Training Or Sleeping At Altitude
Next, one must consider if you are going to only train or only sleep at altitude? Or are you going to both train and sleep at altitude? As the research has highlighted, these are all critically important components of designing an altitude training block. The primary models which have been investigated include:
- Live High, Train High (LHTH)
- Live Low, Train High (LLTH)
- Live high, Train Low (LHTL)
(High = at altitude)
While I am not going to go into each one of these in detail, I will go into the most common of the options being:
Live high, Train Low (LHTL)
This is a common and favored method of altitude training and it’s pretty simple – the lower the altitude the more oxygen the air contains. Yes, at an altitude of 2000m+ there is oxygen in the air, but it is less compressed and therefore makes it harder to breathe; this makes it harder to produce power while training or racing at high altitude. While you benefit from the physiological response of erythropoietin production for one, your muscles will detrain at altitude. Where you win you also lose.

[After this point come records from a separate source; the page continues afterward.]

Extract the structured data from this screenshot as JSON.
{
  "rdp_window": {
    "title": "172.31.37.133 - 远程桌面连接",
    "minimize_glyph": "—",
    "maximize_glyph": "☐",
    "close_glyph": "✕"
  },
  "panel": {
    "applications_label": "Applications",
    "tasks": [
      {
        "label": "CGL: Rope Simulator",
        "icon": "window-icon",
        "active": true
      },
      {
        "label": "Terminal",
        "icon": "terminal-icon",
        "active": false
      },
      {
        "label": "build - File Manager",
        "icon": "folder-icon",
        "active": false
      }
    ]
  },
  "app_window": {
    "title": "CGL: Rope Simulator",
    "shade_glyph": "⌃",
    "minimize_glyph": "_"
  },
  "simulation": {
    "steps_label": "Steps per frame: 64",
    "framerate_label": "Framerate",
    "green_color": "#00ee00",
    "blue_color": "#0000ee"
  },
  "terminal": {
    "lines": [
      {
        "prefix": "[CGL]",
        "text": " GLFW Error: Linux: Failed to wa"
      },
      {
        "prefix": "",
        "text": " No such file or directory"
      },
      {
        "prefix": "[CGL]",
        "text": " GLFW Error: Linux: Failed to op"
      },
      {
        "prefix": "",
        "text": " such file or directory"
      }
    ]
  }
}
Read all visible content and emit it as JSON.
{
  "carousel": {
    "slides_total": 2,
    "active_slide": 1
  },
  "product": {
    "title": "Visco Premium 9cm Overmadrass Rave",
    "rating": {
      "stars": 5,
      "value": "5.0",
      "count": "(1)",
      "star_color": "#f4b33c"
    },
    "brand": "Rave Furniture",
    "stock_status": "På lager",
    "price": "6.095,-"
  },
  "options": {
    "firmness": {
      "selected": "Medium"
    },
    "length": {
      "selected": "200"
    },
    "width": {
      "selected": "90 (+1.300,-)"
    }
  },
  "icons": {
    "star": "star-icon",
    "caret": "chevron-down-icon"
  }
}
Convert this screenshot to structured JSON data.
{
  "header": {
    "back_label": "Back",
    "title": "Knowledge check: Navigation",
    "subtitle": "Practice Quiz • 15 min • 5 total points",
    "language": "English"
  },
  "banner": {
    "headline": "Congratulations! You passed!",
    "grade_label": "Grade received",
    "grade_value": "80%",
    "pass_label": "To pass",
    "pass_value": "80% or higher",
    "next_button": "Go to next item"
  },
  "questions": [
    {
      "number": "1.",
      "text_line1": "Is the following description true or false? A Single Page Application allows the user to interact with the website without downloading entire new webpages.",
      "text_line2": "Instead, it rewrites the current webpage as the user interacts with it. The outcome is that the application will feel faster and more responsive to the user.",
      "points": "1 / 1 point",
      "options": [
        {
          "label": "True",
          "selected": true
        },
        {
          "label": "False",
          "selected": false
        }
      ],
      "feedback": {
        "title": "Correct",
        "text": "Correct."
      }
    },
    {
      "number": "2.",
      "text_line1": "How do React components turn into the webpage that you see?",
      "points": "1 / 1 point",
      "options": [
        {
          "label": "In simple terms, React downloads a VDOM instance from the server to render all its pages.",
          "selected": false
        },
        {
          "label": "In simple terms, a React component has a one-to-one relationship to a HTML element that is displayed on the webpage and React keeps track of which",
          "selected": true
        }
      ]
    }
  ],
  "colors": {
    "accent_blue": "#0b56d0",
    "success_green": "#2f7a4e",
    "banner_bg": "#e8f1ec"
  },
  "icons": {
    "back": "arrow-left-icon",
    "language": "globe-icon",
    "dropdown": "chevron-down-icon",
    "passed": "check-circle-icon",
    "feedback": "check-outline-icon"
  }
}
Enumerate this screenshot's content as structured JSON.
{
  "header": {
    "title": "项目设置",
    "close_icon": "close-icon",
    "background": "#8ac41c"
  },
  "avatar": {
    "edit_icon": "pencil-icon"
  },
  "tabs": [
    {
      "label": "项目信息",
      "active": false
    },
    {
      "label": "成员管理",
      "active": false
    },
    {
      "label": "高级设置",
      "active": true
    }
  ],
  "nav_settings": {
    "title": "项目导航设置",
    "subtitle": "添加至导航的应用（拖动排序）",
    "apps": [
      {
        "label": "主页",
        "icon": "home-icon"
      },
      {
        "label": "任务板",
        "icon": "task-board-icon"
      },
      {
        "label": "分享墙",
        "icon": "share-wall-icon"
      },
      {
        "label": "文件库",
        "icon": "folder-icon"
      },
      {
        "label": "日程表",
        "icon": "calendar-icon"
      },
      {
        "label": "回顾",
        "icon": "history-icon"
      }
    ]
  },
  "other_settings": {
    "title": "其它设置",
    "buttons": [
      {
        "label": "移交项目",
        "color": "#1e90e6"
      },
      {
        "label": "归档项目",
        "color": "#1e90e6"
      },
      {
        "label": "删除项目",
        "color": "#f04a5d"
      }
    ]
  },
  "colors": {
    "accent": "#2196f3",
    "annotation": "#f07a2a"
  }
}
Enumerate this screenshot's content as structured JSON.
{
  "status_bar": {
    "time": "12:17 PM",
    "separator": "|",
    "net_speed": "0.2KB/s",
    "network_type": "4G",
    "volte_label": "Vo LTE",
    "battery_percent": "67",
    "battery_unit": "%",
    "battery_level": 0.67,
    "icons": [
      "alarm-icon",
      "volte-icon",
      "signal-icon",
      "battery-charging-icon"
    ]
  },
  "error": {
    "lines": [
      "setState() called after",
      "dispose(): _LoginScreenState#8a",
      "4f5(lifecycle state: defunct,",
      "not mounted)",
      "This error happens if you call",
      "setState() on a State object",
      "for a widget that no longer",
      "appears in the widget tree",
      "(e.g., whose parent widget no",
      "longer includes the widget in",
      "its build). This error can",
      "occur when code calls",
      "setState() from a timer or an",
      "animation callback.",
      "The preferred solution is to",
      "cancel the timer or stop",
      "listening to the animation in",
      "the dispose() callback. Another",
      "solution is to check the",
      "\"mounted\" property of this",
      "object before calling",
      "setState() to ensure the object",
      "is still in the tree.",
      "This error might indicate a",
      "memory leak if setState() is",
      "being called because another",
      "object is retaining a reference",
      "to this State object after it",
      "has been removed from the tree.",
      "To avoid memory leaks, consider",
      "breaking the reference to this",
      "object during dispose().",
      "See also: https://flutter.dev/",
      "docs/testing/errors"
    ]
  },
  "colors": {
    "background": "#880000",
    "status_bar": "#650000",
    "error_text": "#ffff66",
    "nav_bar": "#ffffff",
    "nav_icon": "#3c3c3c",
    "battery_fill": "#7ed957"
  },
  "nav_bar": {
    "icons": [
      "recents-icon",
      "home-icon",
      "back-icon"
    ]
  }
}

By going lower to train, you are still able to train at maximal capacity at a lower altitude or even at sea level where possible.
A classical study by Levine and Gundersen compared the LHTL model to the LHTH and Live Low, Train Low models.
The results demonstrated far greater performance benefits to LHTL. The LHTL model demonstrated increases in VO2 max, exercise performance, red blood cell and haemoglobin mass. A further study proposed further benefit to performing all “base” training sessions at altitude and only very hard interval sessions at or near to sea level.
Now that we have that out the way, location and durations are important due to altitude.
How High Should I Be And For How Long?
In South Africa I often hear riders say, “We are going on an altitude camp for the week to Graskop” Sure, it’s a good training area and Harries pancakes are great, but it’s just under 1500m and 5-7 days does nothing in the way of adaptation from altitude.
Stimulus at altitude starts after 10 days from above 2000m but no higher than 3000m and no more than 21 days. For me personally with athletes, 16-17 days has returned good overall adaptations, on some athletes the extra week into 21 days sees a drop off in performance and values.
Going above 3000m, we have found impacts on sleep and recovery in a negative manner. For me, being at a camp at 2800m, I was having the most incredible dreams; it was out of this world!
In South Africa this is a hard find unless you go into Lesotho, however at the start of 2020 we had come over from Europe to benefit from the South African summer and spent 3 weeks in Clarens. Yes, this is 1800m, but we stayed a little longer in duration and did time across the border into Lesotho.
When Should I Get high?
With that all out the way, timing of the altitude exposure into your race or target event is important. The effects or window of the adaptations last 3 weeks when done correctly. However, you feel good the 1st 2- or 3-days post exposure and sometimes a week once you return. In the shorter time with day 4/5 bringing on feelings of fatigue. In some cases, even falling ill for the athlete.
Once these sensations are past, the athlete will have another window period of 2 sometimes 3 weeks of good effects. This should benefit an athlete doing a 3-week racing block or Tour for example.
Other Factors To Consider
There are additional factors to be considered when going to train at altitude, adaptation to altitude, intensity of training, supplementation and duration to name a few.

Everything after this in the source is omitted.